Unions’ Stop-and-Frisk Appeal Hits 2nd Circuit

     MANHATTAN (CN) – Since New York City Mayor Bill de Blasio reversed his predecessor’s stop-and-frisk policies, civil rights lawyers have had one roadblock left in the way of reform: the police unions.
     Lawyers representing several of those unions demonstrated on Wednesday that they would not go down gently.
     Attorneys, reporters, activists and other spectators gathered to watch the showdown in a cavernous appellate courtroom and an overflow room where proceedings were transmitted via closed-circuit TV.
     One judge on the panel warned that the court would not tolerate disruptions even though “this case attends to issues that excite emotions on all sides.”
     In two hours of argument, the unions took turns vying for a chance to upend the deal that city attorneys reached in the civil rights case earlier this year.
     The city’s settlement implements many of the court-ordered reforms that federal judge directed last year in the landmark case of Floyd v. The City of New York, which held the NYPD accountable for racial profiling in conducting street stops.
     De Blasio dropped his predecessor Michael Bloomberg’s appeal of this ruling earlier this year, and new police commissioner Bill Bratton agreed to make officers submit to the oversight of a court monitor, wear body cameras and document their stops more thoroughly.

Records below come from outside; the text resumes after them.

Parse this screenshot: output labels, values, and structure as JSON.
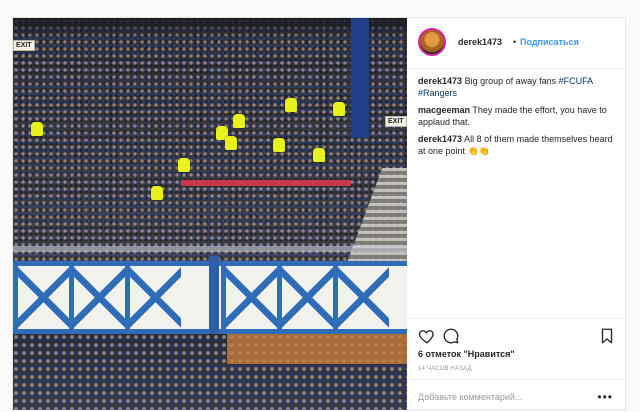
{
  "post": {
    "username": "derek1473",
    "separator": "•",
    "follow_label": "Подписаться",
    "photo_alt": "Stadium crowd with away fans"
  },
  "comments": [
    {
      "user": "derek1473",
      "text": "Big group of away fans ",
      "tags": "#FCUFA #Rangers"
    },
    {
      "user": "macgeeman",
      "text": "They made the effort, you have to applaud that.",
      "tags": ""
    },
    {
      "user": "derek1473",
      "text": "All 8 of them made themselves heard at one point 👏👏",
      "tags": ""
    }
  ],
  "actions": {
    "likes": "6 отметок \"Нравится\"",
    "timestamp": "14 ЧАСОВ НАЗАД",
    "comment_placeholder": "Добавьте комментарий...",
    "more": "•••"
  },
  "photo_signs": {
    "exit_left": "EXIT",
    "exit_right": "EXIT"
  },
  "colors": {
    "follow_blue": "#3897f0",
    "hashtag": "#003569",
    "steward_yellow": "#e7f21c",
    "truss_blue": "#2f6db8"
  },
  "icons": [
    "heart-icon",
    "comment-icon",
    "bookmark-icon",
    "more-options-icon"
  ]
}
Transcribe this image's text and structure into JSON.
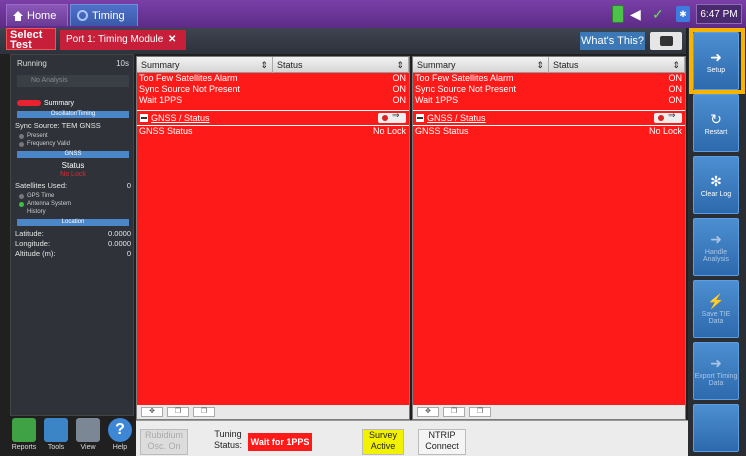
{
  "topbar": {
    "home_tab": "Home",
    "timing_tab": "Timing",
    "time": "6:47 PM",
    "icons": [
      "battery-icon",
      "volume-icon",
      "network-check-icon",
      "bluetooth-icon"
    ]
  },
  "header": {
    "select_test": "Select Test",
    "port_tab": "Port 1: Timing Module",
    "close_glyph": "✕",
    "whats_this": "What's This?",
    "camera_icon": "camera-icon"
  },
  "left_panel": {
    "run_state": "Running",
    "run_time": "10s",
    "button_label": "No Analysis",
    "summary": "Summary",
    "osc_section": "Oscillator/Timing",
    "sync_source_label": "Sync Source:",
    "sync_source_value": "TEM GNSS",
    "present": "Present",
    "frequency_valid": "Frequency Valid",
    "gnss_section": "GNSS",
    "status_label": "Status",
    "status_value": "No Lock",
    "satellites_label": "Satellites Used:",
    "satellites_value": "0",
    "gps_time": "GPS Time",
    "antenna_system": "Antenna System",
    "history": "History",
    "location_section": "Location",
    "latitude_label": "Latitude:",
    "latitude_value": "0.0000",
    "longitude_label": "Longitude:",
    "longitude_value": "0.0000",
    "altitude_label": "Altitude (m):",
    "altitude_value": "0"
  },
  "bottom_tools": {
    "reports": "Reports",
    "tools": "Tools",
    "view": "View",
    "help": "Help"
  },
  "panes": {
    "left": {
      "col_a": "Summary",
      "col_b": "Status",
      "rows": [
        {
          "label": "Too Few Satellites Alarm",
          "value": "ON"
        },
        {
          "label": "Sync Source Not Present",
          "value": "ON"
        },
        {
          "label": "Wait 1PPS",
          "value": "ON"
        }
      ],
      "sub_title": "GNSS / Status",
      "sub_rows": [
        {
          "label": "GNSS Status",
          "value": "No Lock"
        }
      ]
    },
    "right": {
      "col_a": "Summary",
      "col_b": "Status",
      "rows": [
        {
          "label": "Too Few Satellites Alarm",
          "value": "ON"
        },
        {
          "label": "Sync Source Not Present",
          "value": "ON"
        },
        {
          "label": "Wait 1PPS",
          "value": "ON"
        }
      ],
      "sub_title": "GNSS / Status",
      "sub_rows": [
        {
          "label": "GNSS Status",
          "value": "No Lock"
        }
      ]
    }
  },
  "rail": {
    "setup": "Setup",
    "restart": "Restart",
    "clear_log": "Clear Log",
    "handle_analysis": "Handle Analysis",
    "save_tie_data": "Save TIE Data",
    "export_timing_data": "Export Timing Data"
  },
  "bottom_bar": {
    "rubidium": "Rubidium Osc. On",
    "tuning_status": "Tuning Status:",
    "wait": "Wait for 1PPS",
    "survey": "Survey Active",
    "ntrip": "NTRIP Connect"
  },
  "colors": {
    "alarm_red": "#ff1a1a",
    "accent_purple": "#6a3b95",
    "rail_blue": "#3b7cc0",
    "highlight": "#f6b400"
  }
}
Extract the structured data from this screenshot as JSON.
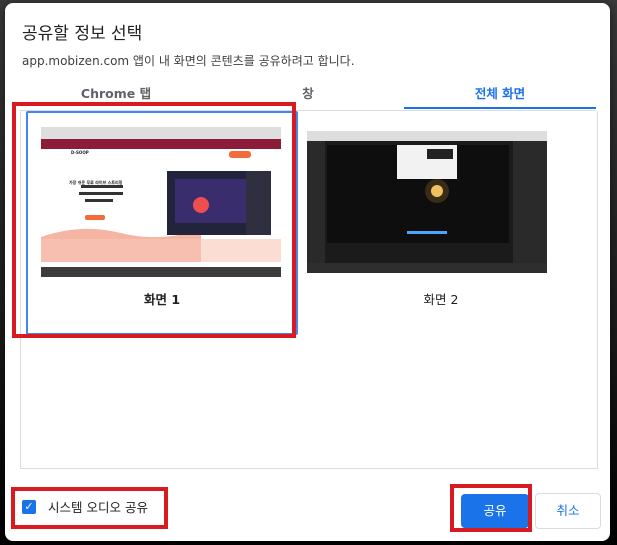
{
  "dialog": {
    "title": "공유할 정보 선택",
    "subtitle": "app.mobizen.com 앱이 내 화면의 콘텐츠를 공유하려고 합니다."
  },
  "tabs": [
    {
      "label": "Chrome 탭",
      "active": false
    },
    {
      "label": "창",
      "active": false
    },
    {
      "label": "전체 화면",
      "active": true
    }
  ],
  "screens": [
    {
      "label": "화면 1",
      "selected": true,
      "thumb": {
        "headline": "가장 쉬운 무료 라이브 스트리밍",
        "brand": "D-SOOP"
      }
    },
    {
      "label": "화면 2",
      "selected": false
    }
  ],
  "audio": {
    "label": "시스템 오디오 공유",
    "checked": true
  },
  "buttons": {
    "share": "공유",
    "cancel": "취소"
  },
  "colors": {
    "accent": "#1a73e8",
    "highlight": "#d81b21"
  }
}
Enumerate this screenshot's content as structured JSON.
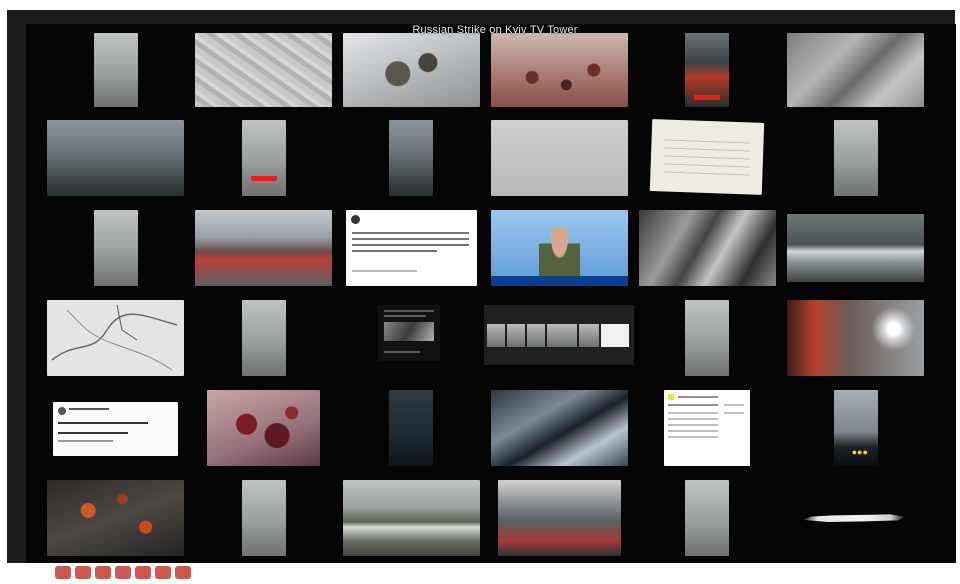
{
  "collage": {
    "title": "Russian Strike on Kyiv TV Tower"
  },
  "tiles": [
    {
      "name": "footage-tile-vertical-street",
      "icon": "video-thumbnail"
    },
    {
      "name": "footage-tile-snow-ground",
      "icon": "video-thumbnail"
    },
    {
      "name": "footage-tile-snow-debris",
      "icon": "video-thumbnail"
    },
    {
      "name": "footage-tile-crowd",
      "icon": "video-thumbnail"
    },
    {
      "name": "footage-tile-phone-red",
      "icon": "video-thumbnail"
    },
    {
      "name": "footage-tile-aerial-gray",
      "icon": "video-thumbnail"
    },
    {
      "name": "footage-tile-street-caption",
      "icon": "video-thumbnail"
    },
    {
      "name": "footage-tile-phone-bar",
      "icon": "video-thumbnail"
    },
    {
      "name": "footage-tile-vertical-road",
      "icon": "video-thumbnail"
    },
    {
      "name": "footage-tile-gray-wall",
      "icon": "video-thumbnail"
    },
    {
      "name": "document-tile-paper",
      "icon": "document-thumbnail"
    },
    {
      "name": "footage-tile-vertical-mist",
      "icon": "video-thumbnail"
    },
    {
      "name": "footage-tile-snow-street",
      "icon": "video-thumbnail"
    },
    {
      "name": "footage-tile-houses",
      "icon": "video-thumbnail"
    },
    {
      "name": "tweet-tile-1",
      "icon": "tweet-thumbnail"
    },
    {
      "name": "news-tile-briefing",
      "icon": "video-thumbnail"
    },
    {
      "name": "satellite-tile-1",
      "icon": "satellite-thumbnail"
    },
    {
      "name": "footage-tile-road",
      "icon": "video-thumbnail"
    },
    {
      "name": "sketch-tile-map",
      "icon": "map-thumbnail"
    },
    {
      "name": "footage-tile-vertical-tower",
      "icon": "video-thumbnail"
    },
    {
      "name": "document-tile-dark",
      "icon": "document-thumbnail"
    },
    {
      "name": "strip-tile-frames",
      "icon": "video-thumbnail"
    },
    {
      "name": "footage-tile-vertical-smoke",
      "icon": "video-thumbnail"
    },
    {
      "name": "footage-tile-orange-smoke",
      "icon": "video-thumbnail"
    },
    {
      "name": "tweet-tile-2",
      "icon": "tweet-thumbnail"
    },
    {
      "name": "photo-tile-red",
      "icon": "photo-thumbnail"
    },
    {
      "name": "footage-tile-dark-vertical",
      "icon": "video-thumbnail"
    },
    {
      "name": "aerial-tile-blue",
      "icon": "photo-thumbnail"
    },
    {
      "name": "article-tile-1",
      "icon": "document-thumbnail"
    },
    {
      "name": "dashcam-tile",
      "icon": "video-thumbnail"
    },
    {
      "name": "photo-tile-flowers",
      "icon": "photo-thumbnail"
    },
    {
      "name": "footage-tile-vertical-trees",
      "icon": "video-thumbnail"
    },
    {
      "name": "footage-tile-riverbank",
      "icon": "video-thumbnail"
    },
    {
      "name": "photo-tile-shop",
      "icon": "photo-thumbnail"
    },
    {
      "name": "footage-tile-vertical-park",
      "icon": "video-thumbnail"
    },
    {
      "name": "footage-tile-white-debris",
      "icon": "video-thumbnail"
    }
  ]
}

     A federal judge refused to let the Patrolmen’s Benevolent Association and other unions intervene in the settlement in July this year.
     If the unions lose their appeal, the city and lawyers from the Center for Constitutional Rights will be able to start carrying out the court order.
     Judge Barrington Parker remarked early on that it appeared that the unions were trying to “accumulate chips” in their negotiations with the city.
     “You want to use this proceeding as leverage in your collective bargaining agreement, and I don’t think that’s a proper basis for an intervention,” Parker told a lawyer from the Detectives’ Endowment Association.
     Joseph DiRuzzo, who represents the detectives for the firm Fuerst Ittleman David & Joseph PL, said that his clients also have safety and privacy interests at stake.
     For example, the language of the ruling leaves it unclear whether officers could turn off their body cams when they used the restrooms, DiRuzzo asserted.
     Judge Jose Cabranes noted that the court order expressly invited the unions to be heard on how the reforms are implemented.
     When DiRuzzo said that the city would be “driving the proverbial bus” of those negotiations, Parker pointedly countered: “The people driving the bus are the communities you’re serving, and they should be driving the bus. Isn’t that right?”
     Spectators shouted approval of that remark in the overflow room , but it seemed the courtroom itself remained quiet.
     The third member of the appellate panel, Judge John Walker, summarized the unions’ objections as being the alleged “reputational damage” and depletion of their “collective bargaining rights.”
     Baher Azmy, legal director for the Center for Constitutional Rights, downplayed both gripes.
     “[The unions] framed their harms exclusively in the hypothetical,” he said. “It ‘could.’ It ‘may.’ It ‘might.'”
     Nothing in the order affects the unions’ collective-bargaining rights, and the city’s actions are justified by “management prerogative,” he added.
     “We’re eager to move the [settlement] process forward,” Azmy said.
     New York City’s lawyer Richard Dearing echoed Azmy’s sentiments throughout his turn at arguments.
     “From the city’s perspective, we have turned the page,” he said. “We are turning a corner.”